By Wendell P. Simpson

 

This week, more than one billion Muslims around the world began the observance of Ramadan, a month long period of fasting and prayer intended to reflect the Islamic virtues of patience, humility and spirituality.

 

In New York City, this holy month will be celebrated amidst a controversy that reflects anything but humility or the better angels of the American nature.

 

A battle over consecrated ground has erupted as an American Muslim organization moves forward with its plans to build a mosque/community center in lower Manhattan, two blocks from the site of the 9/11 World Trade Center attacks.

 

Last week, members of the local Community Board voted 29-1 in favor of the project. In the wake of that decision, angry protestors and relatives of 9/11 victims, who have deemed the WTC site as a holy place and who say that the planned mosque defiles the memory of those victims, have squared off against mosque supports, who say that American values of fairness, religious freedom and equality demand that the building of the mosque be allowed to progress, and that acquiescence to our baser impulses becomes a victory for the terrorists.

 

And of course, in the middle of our xenophobic angst and the culture wars that portend our contentious political discourse, the arguments for and against have taken on national dimensions.

 

Earlier last week during a press conference, New York City Mayor Michael Bloomberg, a supporter of the mosque, weighed in with a fierce defense of the American ideals of fair play and religious freedom.

 

“Democracy is stronger than this,” Bloomberg said during his speech. “The ability to practice your religion was one of the reasons America was founded, and for us to just say ‘no’ is just not appropriate. You do not want the government picking religions because, what do you do the day they don’t pick yours?”

 

Rev. Robert Chase, founder and spokesperson of the New York City-based interfaith organization, Intersections, also came out in support of the mosque.

 

“It’s a really positive example of how we Americans can truly move beyond a tragedy like 9/11,” Chase said.

 

On the opposing side , all of the usual suspects who typically cast their lots on the side of reaction and in opposition to reasonable discourse, offered their opinions. Newt Gingrich called the mosque “an assertion of Islamic triumphalism”. Former NYC mayor Rudy Guiliani called it a “desecration of Ground Zero.” And Sarah Palin, the Grand Dragoness of Ku Klux Ku-ku-ism, became so disturbed by the “stab in the heart” that she called on ‘reasonable’ Muslims to “refudiate (her word)” the project.

 

Even the Anti-Defamation League, an organization that says it exists in order to ‘counteract hatred, intolerance and bigotry’, and that really ought to know better than to start stoking anti-Semitic fears and religious antagonism, issued a statement that read, in part, “…in our judgment, building an Islamic Center in the shadow of the World Trade Center will cause some victims more pain—unnecessarily—and that is not right.”

 

The opposition to the mosque is inordinate in its refusal to acknowledge several critical distinctions germane to religion, the 9/11 attacks and American principles.

 

First, war is never, ever about religion.
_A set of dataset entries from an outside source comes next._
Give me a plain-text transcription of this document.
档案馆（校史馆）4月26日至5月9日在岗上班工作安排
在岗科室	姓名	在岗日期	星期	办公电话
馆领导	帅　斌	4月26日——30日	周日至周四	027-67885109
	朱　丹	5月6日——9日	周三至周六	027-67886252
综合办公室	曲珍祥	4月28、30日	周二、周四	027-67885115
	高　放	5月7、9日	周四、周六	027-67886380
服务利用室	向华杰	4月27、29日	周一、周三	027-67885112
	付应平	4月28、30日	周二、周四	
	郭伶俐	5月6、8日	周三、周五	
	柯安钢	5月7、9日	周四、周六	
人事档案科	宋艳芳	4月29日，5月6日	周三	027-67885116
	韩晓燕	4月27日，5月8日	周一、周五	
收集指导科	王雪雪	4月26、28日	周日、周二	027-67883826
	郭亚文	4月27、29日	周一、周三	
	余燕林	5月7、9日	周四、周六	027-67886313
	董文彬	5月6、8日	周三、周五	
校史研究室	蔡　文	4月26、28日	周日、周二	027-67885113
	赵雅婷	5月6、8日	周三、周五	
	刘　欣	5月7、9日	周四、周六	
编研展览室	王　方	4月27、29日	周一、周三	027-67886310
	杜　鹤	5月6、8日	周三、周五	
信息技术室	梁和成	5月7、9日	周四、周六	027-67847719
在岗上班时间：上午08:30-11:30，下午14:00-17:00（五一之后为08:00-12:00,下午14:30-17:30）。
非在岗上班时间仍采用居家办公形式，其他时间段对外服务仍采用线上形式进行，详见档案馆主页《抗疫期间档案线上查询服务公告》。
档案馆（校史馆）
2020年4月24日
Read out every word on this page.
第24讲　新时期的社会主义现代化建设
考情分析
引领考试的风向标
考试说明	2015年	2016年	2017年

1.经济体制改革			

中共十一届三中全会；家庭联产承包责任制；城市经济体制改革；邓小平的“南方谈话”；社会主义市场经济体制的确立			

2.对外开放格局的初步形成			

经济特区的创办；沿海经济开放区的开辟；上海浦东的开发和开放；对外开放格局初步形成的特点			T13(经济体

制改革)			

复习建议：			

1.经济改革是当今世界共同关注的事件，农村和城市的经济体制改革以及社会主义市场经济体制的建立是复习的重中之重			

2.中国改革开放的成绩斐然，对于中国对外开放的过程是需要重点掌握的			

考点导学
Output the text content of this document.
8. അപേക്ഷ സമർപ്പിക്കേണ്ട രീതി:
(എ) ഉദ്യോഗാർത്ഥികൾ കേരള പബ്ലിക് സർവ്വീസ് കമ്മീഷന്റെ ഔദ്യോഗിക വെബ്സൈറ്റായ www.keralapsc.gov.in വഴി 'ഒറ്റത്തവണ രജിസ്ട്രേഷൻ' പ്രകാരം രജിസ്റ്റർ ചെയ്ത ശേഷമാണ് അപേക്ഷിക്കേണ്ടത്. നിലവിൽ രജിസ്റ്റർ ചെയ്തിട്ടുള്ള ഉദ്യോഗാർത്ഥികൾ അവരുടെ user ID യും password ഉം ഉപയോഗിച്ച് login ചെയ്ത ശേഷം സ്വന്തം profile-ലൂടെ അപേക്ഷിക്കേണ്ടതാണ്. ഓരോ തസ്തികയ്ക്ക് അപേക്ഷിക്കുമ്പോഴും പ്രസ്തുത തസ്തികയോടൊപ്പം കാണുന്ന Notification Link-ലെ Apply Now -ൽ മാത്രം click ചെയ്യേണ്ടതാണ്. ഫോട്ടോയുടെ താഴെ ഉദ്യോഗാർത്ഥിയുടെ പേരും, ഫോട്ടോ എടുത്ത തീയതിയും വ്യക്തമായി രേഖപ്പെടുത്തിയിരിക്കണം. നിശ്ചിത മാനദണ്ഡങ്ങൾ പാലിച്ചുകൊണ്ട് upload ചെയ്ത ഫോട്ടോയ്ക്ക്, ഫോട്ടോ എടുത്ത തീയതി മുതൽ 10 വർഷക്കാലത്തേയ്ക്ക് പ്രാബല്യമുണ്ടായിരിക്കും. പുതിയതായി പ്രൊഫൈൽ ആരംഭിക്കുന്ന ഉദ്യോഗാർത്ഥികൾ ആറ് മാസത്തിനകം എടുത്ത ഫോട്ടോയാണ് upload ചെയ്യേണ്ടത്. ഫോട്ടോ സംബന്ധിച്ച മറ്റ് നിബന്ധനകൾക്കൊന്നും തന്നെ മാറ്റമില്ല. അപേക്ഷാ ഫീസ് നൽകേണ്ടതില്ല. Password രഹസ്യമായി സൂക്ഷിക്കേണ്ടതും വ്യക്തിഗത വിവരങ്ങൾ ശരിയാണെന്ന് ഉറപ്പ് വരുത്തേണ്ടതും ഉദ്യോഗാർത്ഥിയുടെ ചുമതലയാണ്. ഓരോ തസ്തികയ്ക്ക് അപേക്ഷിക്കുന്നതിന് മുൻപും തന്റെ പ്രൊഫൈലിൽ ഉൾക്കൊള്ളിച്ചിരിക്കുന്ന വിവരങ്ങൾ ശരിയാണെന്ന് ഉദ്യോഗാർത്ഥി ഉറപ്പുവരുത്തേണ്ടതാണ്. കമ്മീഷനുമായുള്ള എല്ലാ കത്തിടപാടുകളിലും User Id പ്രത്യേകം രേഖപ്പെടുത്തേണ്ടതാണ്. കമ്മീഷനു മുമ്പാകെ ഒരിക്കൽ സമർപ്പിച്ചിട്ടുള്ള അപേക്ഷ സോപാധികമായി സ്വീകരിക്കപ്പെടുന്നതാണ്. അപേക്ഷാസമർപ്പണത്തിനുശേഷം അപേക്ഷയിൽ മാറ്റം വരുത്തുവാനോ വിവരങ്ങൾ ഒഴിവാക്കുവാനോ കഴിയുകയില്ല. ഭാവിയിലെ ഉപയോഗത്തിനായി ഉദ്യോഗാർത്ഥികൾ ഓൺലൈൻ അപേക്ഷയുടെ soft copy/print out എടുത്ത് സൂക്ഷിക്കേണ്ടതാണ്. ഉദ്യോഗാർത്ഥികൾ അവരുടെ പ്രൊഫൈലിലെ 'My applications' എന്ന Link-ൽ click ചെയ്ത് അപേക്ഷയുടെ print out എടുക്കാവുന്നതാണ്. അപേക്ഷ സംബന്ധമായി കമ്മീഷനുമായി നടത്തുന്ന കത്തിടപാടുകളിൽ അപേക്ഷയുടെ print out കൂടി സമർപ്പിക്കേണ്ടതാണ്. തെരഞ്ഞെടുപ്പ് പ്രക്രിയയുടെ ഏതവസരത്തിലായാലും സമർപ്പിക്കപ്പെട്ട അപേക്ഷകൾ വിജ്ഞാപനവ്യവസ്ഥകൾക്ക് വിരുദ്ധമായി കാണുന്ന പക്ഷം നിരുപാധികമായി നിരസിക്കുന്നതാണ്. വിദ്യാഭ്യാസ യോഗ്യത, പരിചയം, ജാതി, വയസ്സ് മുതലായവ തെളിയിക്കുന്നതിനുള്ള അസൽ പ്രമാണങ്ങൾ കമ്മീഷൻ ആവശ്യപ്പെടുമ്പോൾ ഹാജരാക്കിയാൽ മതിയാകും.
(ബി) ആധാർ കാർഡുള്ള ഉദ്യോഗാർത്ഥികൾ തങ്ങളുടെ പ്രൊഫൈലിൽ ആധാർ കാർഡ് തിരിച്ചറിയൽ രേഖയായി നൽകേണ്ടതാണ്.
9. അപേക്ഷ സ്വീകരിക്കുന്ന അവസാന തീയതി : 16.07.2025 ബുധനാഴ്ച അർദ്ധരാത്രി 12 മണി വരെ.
Religion only serves as pretext. It, along with narrow nationalism (oftimes, inextricably linked), serves as the means by which powerful factions with very specific political and/or commercial agendas are able to foment the kind of rage, angst and zealotry that compels young men to sign up and die for the cause.

 

The World Trade Center attacks were a direct result of the propagandizing of an American foreign policy paradigm that truly has had horrific consequences for the people of the Middle Eastern—who just happen to be Muslims.

 

The response from the West? All about oil and no-bid contracts. Religion only stokes the fires of the dispossessed.

 

“When will Americans come to see that the never-ending terrorist crisis—along with the concomitant loss of our civil liberties—is rooted in U.S. imperialism and intervention rather than in religion,” asked Jacob Hornblower, founder of the Future of Freedom Foundation, in a recent column.

 

Then there is the issue of the First Amendments. Bloomberg is correct in his assessment of the Founding Fathers’ concerns. A generation removed from religious persecution in Europe, these men were so profoundly concerned about the preservation of the principles of religious freedom, the rights of assembly and freedom of expression that they seared those features into law from the jump, with the very First Amendment.

 

To wit, “Congress shall make no law respecting an establishment of religion, or prohibiting the free exercise thereof; or abridging the freedom of speech, or of the press; or the right of the people to peaceably assemble, and to petition the government for a redress of grievances.”

 

The intent is clear: Religion cannot be a factor in the public discourse—one way or the other.

 

And finally, if America succumbs to fear and bigotry and reaction, then the terrorist win on all counts. The schism they set out to cause takes root, and all of the lofty principles for which so many Americans have fought and died for—both domestically and abroad—are rendered moot. Because one of the points that nobody seems interested in discussing is that the organization behind the mosque, the Cordoba Initiative, is comprised of American citizens who, again, happen to be Muslims, and who have chosen to worship in line with their rights as spelled out in the U.S. Constitution.

 

Those who oppose them are in opposition to the letter and the spirit of the law. They advocate for the usurping of the rights of American citizens. That makes them criminals. It also puts them in conflict with America’s most lofty and generous traditions and ideals—and that makes them treasonous.